Can anyone please explain, if possible giving example, about PAC and support tranche? I think I understood Sequential Pay tranche and accrual tranche but coundnt follow PAC and support tranche. Thanks!!
There are few natural buyers of pass-through securities because of the high prepayment risk which may result in the duration of the cash flows extending or reducing. Investment bankers came up with a bright idea - why not to separate the payments from the underlying into two tranches. Why not to direct the unpredictable prepayments into one tranche (support tranche) and this will keep payments into the other tranche (PAC) on schedule. Now you can sell the PAC tranche pretty much as a regular bond and the support tranche will be very risky but that’s OK because most of the principal will end up in the PAC tranches and only a smaller percentage will be in the support tranches. The caveat is that the PAC tranche will only stay on schedule as long as the prepayments stay within a certain band.

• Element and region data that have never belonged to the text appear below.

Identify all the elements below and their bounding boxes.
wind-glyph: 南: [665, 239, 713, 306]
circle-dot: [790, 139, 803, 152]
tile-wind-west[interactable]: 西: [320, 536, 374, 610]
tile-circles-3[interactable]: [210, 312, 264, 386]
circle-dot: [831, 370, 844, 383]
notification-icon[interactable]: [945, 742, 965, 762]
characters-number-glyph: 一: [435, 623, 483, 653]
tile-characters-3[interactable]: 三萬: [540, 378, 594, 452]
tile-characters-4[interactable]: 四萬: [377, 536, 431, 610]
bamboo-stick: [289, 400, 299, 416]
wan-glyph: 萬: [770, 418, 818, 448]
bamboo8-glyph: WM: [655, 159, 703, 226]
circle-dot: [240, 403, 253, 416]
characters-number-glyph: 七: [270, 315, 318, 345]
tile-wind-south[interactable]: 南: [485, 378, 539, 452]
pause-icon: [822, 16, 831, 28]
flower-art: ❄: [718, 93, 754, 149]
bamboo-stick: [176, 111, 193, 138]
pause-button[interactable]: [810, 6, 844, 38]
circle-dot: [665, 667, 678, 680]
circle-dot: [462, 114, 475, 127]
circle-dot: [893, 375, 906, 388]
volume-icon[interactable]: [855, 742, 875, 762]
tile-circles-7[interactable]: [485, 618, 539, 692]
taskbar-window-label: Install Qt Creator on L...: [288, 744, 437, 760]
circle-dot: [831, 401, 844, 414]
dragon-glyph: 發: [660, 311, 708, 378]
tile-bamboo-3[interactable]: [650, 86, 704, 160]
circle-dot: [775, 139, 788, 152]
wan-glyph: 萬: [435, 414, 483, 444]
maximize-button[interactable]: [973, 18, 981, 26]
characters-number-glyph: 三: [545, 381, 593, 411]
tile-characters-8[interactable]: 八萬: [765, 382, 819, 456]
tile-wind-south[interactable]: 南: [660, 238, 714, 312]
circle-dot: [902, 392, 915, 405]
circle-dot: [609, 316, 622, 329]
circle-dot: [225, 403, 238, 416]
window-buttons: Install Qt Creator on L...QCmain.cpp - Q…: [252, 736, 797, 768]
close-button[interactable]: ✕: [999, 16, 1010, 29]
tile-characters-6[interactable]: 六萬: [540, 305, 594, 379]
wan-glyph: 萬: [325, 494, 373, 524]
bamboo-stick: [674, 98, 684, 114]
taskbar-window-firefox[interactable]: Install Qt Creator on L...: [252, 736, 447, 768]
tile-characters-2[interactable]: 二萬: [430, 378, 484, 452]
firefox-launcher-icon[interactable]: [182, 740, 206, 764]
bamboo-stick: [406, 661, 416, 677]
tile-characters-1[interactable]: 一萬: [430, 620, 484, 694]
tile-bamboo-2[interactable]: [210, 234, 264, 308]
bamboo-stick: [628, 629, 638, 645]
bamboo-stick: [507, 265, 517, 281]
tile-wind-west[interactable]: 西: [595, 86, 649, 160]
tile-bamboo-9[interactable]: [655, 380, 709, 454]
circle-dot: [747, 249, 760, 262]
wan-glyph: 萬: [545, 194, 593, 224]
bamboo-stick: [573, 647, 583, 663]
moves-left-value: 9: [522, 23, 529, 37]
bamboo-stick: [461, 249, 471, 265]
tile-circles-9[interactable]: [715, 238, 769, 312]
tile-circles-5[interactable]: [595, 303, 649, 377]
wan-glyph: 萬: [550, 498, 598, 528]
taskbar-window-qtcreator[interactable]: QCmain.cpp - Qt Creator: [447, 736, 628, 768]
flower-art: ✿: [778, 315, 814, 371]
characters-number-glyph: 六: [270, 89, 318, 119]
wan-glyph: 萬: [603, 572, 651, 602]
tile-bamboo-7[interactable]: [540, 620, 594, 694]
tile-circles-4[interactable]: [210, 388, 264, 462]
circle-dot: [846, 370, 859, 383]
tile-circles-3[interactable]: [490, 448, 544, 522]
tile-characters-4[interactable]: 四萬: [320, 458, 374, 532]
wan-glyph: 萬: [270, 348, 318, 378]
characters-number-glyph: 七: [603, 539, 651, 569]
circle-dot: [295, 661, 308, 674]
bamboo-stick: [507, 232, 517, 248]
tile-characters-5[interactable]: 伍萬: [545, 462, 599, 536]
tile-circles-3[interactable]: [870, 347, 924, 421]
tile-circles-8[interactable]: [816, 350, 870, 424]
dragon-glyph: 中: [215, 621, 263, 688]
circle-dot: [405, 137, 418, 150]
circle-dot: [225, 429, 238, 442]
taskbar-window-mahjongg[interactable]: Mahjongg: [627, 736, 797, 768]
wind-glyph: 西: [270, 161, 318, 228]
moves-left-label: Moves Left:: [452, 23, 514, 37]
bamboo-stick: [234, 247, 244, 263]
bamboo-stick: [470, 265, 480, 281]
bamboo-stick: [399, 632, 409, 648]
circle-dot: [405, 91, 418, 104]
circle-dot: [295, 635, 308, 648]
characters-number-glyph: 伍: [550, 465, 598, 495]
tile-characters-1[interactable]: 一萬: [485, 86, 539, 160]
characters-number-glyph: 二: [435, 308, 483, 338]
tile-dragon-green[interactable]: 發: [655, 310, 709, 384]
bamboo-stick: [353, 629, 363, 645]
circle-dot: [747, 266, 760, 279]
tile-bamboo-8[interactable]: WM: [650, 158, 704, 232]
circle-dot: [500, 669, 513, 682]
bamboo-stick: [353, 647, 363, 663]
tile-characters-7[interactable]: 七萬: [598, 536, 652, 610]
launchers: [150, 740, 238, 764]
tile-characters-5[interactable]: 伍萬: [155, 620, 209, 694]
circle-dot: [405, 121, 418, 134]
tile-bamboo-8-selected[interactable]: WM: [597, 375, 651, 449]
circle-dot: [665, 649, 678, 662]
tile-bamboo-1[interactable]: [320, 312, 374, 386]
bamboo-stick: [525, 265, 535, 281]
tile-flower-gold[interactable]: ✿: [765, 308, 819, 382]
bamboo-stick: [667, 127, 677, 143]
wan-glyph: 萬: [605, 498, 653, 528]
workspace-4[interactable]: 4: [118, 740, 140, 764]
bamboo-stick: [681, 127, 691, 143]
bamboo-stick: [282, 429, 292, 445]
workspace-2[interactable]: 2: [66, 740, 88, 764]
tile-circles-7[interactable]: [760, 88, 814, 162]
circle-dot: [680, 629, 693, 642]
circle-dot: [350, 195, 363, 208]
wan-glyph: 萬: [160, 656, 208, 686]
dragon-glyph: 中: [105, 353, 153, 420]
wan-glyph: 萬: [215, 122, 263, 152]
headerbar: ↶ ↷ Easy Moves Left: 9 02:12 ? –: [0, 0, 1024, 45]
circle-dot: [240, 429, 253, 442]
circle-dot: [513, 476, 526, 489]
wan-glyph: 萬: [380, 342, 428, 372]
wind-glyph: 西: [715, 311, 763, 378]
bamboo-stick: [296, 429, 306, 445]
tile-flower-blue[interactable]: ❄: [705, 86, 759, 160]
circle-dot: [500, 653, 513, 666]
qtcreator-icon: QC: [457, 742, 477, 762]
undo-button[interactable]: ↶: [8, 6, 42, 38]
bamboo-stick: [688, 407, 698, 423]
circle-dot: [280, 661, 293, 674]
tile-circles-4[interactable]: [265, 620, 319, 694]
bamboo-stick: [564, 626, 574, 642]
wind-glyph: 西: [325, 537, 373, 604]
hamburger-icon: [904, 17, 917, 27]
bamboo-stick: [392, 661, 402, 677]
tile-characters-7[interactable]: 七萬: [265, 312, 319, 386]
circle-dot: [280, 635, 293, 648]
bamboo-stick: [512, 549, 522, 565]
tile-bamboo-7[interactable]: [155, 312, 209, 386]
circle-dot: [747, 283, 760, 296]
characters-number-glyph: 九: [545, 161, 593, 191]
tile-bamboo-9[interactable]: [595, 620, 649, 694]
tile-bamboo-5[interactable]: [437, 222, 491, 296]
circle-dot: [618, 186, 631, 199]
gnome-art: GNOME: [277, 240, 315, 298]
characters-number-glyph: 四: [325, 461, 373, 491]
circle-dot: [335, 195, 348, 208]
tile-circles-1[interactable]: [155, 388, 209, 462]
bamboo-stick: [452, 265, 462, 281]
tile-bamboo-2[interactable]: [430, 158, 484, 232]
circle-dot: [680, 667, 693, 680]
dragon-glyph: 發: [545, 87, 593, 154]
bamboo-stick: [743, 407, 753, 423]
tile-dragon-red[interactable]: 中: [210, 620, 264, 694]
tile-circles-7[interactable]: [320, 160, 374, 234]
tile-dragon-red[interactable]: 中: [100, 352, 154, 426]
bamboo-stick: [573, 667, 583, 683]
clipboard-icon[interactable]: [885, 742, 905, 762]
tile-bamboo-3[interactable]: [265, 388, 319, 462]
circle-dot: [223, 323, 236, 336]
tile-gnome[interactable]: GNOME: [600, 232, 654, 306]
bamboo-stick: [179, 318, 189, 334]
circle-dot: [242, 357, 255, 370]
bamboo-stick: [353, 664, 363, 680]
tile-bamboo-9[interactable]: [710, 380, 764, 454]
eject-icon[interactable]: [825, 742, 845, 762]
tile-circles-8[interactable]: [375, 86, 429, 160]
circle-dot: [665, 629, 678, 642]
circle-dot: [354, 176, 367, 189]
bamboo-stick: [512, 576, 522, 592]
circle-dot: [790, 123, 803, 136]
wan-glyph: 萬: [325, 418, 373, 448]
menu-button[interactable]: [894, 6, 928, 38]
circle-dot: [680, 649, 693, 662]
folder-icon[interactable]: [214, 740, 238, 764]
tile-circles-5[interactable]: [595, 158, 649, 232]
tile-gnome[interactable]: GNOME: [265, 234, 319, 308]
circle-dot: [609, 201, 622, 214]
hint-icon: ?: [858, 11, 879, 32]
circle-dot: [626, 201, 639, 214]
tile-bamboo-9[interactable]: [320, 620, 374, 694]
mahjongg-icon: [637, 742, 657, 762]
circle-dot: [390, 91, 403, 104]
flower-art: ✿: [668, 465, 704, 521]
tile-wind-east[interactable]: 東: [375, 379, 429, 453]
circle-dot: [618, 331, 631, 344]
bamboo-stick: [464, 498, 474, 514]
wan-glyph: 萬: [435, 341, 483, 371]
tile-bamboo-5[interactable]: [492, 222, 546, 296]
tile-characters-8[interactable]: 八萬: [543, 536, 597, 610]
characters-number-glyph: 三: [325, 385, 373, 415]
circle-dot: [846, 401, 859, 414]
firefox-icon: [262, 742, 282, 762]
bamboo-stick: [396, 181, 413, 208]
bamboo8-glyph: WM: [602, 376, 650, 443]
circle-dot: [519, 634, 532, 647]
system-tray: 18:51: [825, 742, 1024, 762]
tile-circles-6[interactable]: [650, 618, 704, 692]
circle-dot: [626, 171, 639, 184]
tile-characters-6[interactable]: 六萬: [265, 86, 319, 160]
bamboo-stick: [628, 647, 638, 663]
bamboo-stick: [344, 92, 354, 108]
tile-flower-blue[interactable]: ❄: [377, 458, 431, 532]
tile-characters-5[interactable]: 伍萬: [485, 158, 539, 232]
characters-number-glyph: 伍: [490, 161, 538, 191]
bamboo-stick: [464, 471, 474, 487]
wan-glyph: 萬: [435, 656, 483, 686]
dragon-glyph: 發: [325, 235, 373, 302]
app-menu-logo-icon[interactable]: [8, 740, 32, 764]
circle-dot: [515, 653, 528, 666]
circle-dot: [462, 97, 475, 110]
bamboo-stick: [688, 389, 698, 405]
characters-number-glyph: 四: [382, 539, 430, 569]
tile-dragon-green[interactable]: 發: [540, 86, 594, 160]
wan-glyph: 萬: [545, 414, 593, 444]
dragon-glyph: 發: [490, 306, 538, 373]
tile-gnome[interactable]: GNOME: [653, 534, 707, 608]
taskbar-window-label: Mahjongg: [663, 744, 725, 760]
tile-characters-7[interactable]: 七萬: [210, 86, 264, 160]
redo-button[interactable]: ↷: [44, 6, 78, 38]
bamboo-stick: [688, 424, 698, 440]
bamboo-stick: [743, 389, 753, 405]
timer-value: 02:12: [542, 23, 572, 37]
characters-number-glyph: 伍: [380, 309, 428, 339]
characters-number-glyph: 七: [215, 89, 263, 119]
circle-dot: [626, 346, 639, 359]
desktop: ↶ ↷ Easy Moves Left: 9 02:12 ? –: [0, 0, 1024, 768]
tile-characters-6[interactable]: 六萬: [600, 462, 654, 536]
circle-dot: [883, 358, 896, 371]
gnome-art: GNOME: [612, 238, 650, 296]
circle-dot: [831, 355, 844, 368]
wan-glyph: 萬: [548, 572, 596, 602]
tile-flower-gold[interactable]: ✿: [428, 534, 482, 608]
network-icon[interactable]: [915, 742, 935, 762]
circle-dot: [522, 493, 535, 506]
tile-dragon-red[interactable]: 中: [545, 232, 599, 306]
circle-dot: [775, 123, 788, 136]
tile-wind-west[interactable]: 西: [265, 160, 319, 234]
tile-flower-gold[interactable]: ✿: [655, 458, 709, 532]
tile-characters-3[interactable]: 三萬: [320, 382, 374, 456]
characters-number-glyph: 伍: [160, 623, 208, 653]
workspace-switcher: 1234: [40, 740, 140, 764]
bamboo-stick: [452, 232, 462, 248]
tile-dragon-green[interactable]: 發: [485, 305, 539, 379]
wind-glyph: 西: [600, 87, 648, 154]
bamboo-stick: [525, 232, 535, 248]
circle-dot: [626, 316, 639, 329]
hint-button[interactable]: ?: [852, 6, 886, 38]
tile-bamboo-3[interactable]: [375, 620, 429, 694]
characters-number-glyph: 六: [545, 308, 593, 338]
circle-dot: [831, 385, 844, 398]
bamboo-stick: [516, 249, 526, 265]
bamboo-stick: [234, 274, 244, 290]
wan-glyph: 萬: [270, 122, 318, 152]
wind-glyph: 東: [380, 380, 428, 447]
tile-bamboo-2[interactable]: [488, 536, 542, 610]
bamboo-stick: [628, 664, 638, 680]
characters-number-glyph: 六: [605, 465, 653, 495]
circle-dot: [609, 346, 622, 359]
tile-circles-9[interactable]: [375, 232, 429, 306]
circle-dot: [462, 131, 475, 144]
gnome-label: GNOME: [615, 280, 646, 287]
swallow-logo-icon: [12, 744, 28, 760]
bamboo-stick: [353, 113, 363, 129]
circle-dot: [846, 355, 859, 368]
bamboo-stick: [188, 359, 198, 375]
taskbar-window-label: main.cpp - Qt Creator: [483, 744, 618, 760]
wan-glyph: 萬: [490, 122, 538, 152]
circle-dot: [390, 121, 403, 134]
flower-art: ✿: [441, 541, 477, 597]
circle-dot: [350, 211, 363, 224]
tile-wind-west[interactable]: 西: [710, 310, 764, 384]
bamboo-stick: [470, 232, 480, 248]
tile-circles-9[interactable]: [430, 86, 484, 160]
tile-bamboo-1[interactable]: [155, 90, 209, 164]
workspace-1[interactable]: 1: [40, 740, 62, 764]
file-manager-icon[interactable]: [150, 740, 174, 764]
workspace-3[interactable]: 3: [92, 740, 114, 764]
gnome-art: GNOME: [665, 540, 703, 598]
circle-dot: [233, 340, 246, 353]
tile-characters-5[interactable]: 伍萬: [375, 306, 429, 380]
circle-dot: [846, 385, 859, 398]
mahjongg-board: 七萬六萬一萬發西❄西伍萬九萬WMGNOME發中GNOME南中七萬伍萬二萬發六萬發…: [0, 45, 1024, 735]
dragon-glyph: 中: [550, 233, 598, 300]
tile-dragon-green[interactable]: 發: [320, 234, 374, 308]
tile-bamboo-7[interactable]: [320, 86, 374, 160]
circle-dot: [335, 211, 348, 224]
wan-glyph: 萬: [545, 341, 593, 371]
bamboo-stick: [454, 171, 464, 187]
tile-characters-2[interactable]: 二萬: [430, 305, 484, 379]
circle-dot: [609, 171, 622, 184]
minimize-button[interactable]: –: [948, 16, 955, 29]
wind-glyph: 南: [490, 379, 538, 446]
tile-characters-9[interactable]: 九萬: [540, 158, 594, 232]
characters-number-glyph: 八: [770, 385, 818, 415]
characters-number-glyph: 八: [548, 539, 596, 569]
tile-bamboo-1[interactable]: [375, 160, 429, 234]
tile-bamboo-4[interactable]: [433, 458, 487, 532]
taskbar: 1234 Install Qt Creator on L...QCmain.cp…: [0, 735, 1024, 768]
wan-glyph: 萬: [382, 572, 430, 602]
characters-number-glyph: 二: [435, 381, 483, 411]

andy’s please take a look at the text. Fabozzi does a wonderful job at this. He uses a bodyguard imagery. The PAC are the big shots with body guards - the support tranch all take all the hits when there is trouble - prepayments. as the troubles mount - premts increase, these body guards dies - rthey are paid off. when they are all dead - paid off, then the chaps in the white house - PAC guys will draw their own pistols and start facing the heat of prepament one after the other. If its not clear let me know…will give you more detail when I get home…
I didn’t like the bodyguard imagery personally. It annoyed me.
black swan i don’t know why it annoyed you. when i read it i thought is this thebest way to write such a text book. …this is what u will use to teach and not put it in a text book…buy heey for it worth it helps me remember the stuff …may i be able to remember it in context on the day. PS: i realise it is easy to confuse sequential-pay with CMO. let be on …guard…without the body…hahahaaaa. apologies black swan!.
Grace and Fourcastles thanks for your detailed comments… Let me summarize it First one to get prepayement heat are the support tranche followed by PAC II and PAC I. When the actual prepayement rate is faster, support tranche absorbs the excess amounts required for the repayement shedule for PAC. The support tranche will eventually be paid off and the principal will then go to the PAC holders. If this occurs, the PAC is referred to as a broken or busted PAC. I was quite confuse in the begining but after solving some problems I think I have got some idea about various tranches. BTW, I found following calculator very useful to visually see in chart how the mortgages work. http://www.mortgagecalculator.org/
So why do you expect more return by investing in a bodyguard than a big wig? I think the analogy is a little strained.
JoeyDVivre Wrote: ------------------------------------------------------- > So why do you expect more return by investing in a > bodyguard than a big wig? Risk vs. return? Bodyguard facing bullets, or bigwig sitting in comfy leather chair? If I loaned money to a body guard I’d demand a pretty high return on it.